Once the dust cleared, Chávez tightened his government’s grip on oil company employees, purged the military of the few disloyal officers who had been persuaded to betray him, and forced many of his key opponents out of the country. He demanded twenty-year prison terms for two prominent opposition leaders, Washington-connected operatives who had joined the jackals to direct the nationwide strike.9

In the final analysis, the entire sequence of events was a calamity for the Bush administration. As the Los Angeles Times reported,

Bush administration officials acknowledged Tuesday that they had discussed the removal of Venezuelan President Hugo Chávez for months with military and civilian leaders from Venezuela… The administration’s handling of the abortive coup has come under increasing scrutiny.10

It was obvious that not only had the EHMs failed, but so had the jackals. Venezuela in 2003 turned out to be very different from Iran in 1953. I wondered if this was a harbinger or simply an anomaly—and what Washington would do next.
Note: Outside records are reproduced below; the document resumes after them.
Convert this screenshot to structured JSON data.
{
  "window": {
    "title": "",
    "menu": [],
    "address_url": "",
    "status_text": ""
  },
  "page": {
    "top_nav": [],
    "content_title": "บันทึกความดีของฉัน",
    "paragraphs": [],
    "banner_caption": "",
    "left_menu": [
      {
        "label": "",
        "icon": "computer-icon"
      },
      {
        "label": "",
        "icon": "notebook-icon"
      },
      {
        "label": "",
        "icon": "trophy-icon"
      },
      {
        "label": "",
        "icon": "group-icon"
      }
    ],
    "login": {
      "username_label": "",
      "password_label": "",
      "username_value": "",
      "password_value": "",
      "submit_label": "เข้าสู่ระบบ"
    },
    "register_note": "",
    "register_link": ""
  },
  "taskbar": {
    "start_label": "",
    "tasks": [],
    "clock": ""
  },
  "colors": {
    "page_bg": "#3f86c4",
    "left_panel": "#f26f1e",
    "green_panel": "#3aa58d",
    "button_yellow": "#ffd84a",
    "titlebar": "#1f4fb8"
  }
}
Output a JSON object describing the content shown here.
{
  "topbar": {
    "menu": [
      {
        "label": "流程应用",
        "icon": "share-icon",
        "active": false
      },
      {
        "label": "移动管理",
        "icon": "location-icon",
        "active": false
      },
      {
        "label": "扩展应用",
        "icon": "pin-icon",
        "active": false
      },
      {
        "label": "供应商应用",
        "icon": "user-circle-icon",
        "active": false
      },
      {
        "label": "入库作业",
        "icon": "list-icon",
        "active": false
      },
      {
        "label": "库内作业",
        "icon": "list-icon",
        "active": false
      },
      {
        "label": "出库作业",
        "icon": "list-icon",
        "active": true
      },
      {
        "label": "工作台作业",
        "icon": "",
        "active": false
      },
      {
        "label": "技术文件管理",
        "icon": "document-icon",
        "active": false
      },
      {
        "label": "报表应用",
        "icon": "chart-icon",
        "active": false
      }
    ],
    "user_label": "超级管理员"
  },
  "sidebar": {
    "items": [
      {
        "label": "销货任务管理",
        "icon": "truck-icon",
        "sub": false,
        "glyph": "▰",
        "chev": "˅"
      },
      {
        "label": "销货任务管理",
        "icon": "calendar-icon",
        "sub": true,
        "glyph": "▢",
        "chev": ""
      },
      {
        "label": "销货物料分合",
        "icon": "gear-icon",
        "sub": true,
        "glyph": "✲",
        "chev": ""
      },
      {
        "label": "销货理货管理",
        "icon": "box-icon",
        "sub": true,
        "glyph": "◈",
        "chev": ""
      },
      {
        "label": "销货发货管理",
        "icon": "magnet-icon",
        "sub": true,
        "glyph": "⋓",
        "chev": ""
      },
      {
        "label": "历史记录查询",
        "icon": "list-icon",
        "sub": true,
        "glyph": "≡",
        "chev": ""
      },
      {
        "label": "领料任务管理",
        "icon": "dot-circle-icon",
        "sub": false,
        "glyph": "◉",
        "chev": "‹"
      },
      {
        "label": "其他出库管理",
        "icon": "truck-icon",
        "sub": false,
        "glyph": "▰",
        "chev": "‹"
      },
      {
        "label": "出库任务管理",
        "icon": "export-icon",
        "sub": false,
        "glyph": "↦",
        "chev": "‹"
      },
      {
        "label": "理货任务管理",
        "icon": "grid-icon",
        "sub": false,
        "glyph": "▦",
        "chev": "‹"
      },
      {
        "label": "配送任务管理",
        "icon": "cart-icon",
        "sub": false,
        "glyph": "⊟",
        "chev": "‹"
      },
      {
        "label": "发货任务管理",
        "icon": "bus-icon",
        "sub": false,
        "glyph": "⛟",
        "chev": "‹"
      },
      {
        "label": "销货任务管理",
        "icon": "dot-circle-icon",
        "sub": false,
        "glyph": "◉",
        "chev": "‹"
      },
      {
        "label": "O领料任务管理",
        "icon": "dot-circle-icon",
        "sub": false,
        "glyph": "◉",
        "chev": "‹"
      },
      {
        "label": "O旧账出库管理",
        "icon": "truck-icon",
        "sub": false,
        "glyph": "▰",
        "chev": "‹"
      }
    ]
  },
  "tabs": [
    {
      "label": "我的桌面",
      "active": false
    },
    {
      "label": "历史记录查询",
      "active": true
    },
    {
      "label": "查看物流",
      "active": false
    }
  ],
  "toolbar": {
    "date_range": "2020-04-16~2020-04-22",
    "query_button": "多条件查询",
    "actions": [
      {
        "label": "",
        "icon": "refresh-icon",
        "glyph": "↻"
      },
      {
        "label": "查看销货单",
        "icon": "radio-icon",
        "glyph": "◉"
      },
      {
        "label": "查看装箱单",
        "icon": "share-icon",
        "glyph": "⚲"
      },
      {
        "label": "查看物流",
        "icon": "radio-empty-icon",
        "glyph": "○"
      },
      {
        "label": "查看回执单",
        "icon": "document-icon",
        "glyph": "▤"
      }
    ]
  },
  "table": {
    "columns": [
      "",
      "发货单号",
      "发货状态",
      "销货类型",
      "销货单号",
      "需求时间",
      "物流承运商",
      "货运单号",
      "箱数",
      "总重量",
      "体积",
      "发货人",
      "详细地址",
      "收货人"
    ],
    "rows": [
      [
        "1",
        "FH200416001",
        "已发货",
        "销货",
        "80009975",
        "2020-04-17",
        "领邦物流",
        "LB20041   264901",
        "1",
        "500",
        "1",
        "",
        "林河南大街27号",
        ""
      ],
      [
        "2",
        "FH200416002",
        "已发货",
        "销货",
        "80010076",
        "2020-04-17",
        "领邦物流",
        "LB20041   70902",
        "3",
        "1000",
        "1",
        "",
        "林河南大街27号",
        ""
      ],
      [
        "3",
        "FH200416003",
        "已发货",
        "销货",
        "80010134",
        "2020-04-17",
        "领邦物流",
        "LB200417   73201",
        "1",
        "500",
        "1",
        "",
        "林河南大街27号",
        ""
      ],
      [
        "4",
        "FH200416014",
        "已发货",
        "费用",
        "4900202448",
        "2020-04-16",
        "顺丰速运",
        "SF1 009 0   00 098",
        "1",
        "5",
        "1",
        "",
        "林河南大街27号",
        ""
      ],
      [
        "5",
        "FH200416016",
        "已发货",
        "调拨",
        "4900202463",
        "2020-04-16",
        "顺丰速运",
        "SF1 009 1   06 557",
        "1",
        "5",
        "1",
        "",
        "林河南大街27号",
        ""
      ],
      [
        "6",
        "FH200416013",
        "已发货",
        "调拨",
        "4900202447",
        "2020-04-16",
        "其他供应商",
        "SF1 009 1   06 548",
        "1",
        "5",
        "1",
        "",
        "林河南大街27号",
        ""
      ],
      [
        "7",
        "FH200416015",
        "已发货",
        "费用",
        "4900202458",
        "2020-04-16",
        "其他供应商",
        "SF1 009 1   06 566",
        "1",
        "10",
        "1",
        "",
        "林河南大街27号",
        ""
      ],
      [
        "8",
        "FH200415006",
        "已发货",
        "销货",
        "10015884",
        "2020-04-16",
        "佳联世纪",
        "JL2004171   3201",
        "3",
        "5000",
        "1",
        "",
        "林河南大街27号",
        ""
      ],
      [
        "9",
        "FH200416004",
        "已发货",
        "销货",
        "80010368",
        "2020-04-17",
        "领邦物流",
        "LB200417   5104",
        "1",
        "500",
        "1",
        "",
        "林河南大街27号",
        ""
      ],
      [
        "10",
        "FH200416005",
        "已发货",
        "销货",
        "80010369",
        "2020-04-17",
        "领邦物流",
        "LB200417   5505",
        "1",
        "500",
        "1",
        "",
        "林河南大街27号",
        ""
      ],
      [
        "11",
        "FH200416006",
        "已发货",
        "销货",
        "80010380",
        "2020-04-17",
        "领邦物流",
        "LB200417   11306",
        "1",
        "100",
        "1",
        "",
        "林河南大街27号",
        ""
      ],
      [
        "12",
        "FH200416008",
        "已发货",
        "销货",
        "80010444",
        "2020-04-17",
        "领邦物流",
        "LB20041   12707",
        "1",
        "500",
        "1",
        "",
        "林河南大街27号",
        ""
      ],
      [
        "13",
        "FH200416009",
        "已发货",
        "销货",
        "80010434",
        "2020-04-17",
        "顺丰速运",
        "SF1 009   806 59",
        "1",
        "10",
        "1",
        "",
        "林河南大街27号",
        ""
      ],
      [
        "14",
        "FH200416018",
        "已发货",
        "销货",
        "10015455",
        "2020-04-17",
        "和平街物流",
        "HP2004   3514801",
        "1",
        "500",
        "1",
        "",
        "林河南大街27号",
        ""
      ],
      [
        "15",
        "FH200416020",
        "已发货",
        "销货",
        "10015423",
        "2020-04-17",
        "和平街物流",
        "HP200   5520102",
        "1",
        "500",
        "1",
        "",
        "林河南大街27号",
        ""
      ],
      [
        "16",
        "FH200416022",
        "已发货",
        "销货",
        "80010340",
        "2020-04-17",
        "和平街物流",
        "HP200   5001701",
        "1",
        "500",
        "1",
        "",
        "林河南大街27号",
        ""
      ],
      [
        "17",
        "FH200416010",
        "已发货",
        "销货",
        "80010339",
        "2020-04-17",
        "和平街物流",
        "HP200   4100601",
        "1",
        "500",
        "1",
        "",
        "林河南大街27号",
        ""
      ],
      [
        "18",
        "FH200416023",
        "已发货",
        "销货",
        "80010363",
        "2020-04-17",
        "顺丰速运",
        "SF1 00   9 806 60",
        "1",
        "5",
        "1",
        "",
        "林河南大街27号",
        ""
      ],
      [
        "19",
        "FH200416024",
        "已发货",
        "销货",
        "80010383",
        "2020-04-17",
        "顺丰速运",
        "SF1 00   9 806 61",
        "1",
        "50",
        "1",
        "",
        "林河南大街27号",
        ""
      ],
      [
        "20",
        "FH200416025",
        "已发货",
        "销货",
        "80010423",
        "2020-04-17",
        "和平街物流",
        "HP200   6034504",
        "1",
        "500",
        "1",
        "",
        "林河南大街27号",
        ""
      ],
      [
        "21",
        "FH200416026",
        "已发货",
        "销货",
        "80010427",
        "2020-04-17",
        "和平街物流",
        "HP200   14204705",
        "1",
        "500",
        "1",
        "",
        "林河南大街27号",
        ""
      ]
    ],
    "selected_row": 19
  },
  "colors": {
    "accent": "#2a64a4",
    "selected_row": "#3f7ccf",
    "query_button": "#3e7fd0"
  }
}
At least for the time being, I believe a serious crisis was averted in Venezuela—and Chávez was saved—by Saddam Hussein. The Bush administration could not take on Afghanistan, Iraq, and Venezuela all at once. At the moment, it had neither the military muscle nor the political support to do so. I knew, however, that such circumstances could change quickly, and that President Chávez was likely to face fierce opposition in the near future. Nonetheless, Venezuela was a reminder that not much had changed in fifty years—except the outcome.